SABOTAGE is plotted and paced on reasonably solid footing, especially for the way it marries aspects of the crime action thriller genre with the whodunit mystery.  Viscerally, Ayer’s film is grungy and dirty, which is typified by the wonderfully lurid cinematography by Bruce McCleery, who gives the film a stark sheen of hideous verisimilitude.  The film is also hideously violent at times, and it could be debated that Ayer can’t seem to decide if he’s celebrating/glorifying or condemning it throughout the film, but he makes up for such topsy-turvy indecisions by honing in on the story’s psychologically damaged characters, all of whom seem to carry great burdens that way heavily on them.  Yes, SABOTAGE offers up many scenes of its biceps-bulging cast spraying the screen with bullets, but it’s more interested in being an introspective journey into their deeply tarnished psyches. 

It could be more-than-easily said that Schwarzenegger’s career as a one-man-army wrecking crew on screen are over, but that oddly serves as a source of inspiration for the former Governator to retool and re-invent his cinematic image to play fallible and tortured characters (and ones that play up to the fact that he’s getting older than dirt).  Breacher is still a tough-as-nails protagonist of the classic Arnold mold, but he’s more compellingly conflicted, uncertain, and vulnerable than what we normally see out of the actor.  Schwarzenegger's supporting cast is stupendous, especially Worthington – an underrated-understated actor – who delves and immerses himself into his character with an intensity not seen before.  Ditto for Mireille Enos, who inhabits her deeply crazed DEA agent with a never-look-back and nostrils-flaring vigor.  I especially liked the off-centered casting of Olivia Williams as the hard-edged and determined Atlanta police detective that’s trying to get to the bottom of the mounting DEA officer murders.  She has a sort of unforced and rugged chemistry with Schwarzenegger that serves their scenes, and the film, rather well. 

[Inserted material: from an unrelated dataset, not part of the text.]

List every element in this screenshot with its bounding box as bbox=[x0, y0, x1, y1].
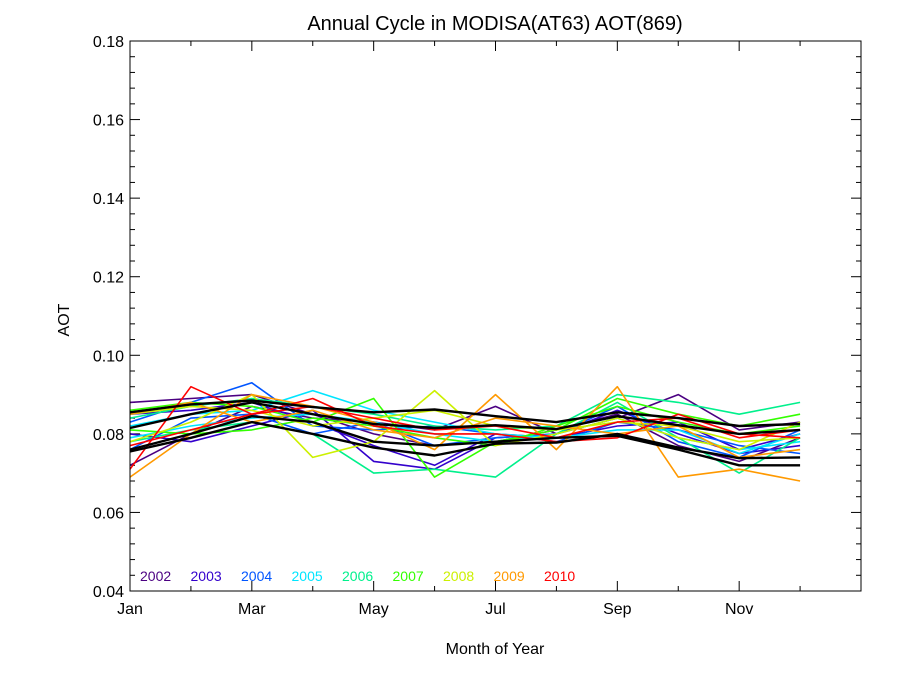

The introduction and build up to Ayer’s pessimistically sleazy world in SABOTAGE is exemplarily handled, but the film’s climatic reveal of the real architect of the demise of Breacher’s team is a bit anti-climatic.  Even when the film reaches a point of relative closure in its story, Ayer needless adds on a near-ten-minute epilogue sequence with dumbed-down gunplay that seems superfluously unnecessary, not to mention that it almost derails the kind of inquisitive cerebral action thriller SABOTAGE was trying to be leading up to it.  Still, there are ample merits on display here, which makes the film a far better-than-expected genre effort and a noteworthy attempt to reinvigorate Schwarzenegger’s somewhat staling film career.  SABOTAGE opened with little fanfare earlier this year, did virtually no business, and then unceremoniously disappeared from cinemas. That's sad.  This isn’t the Au-nald action film of old…which is mostly a good thing.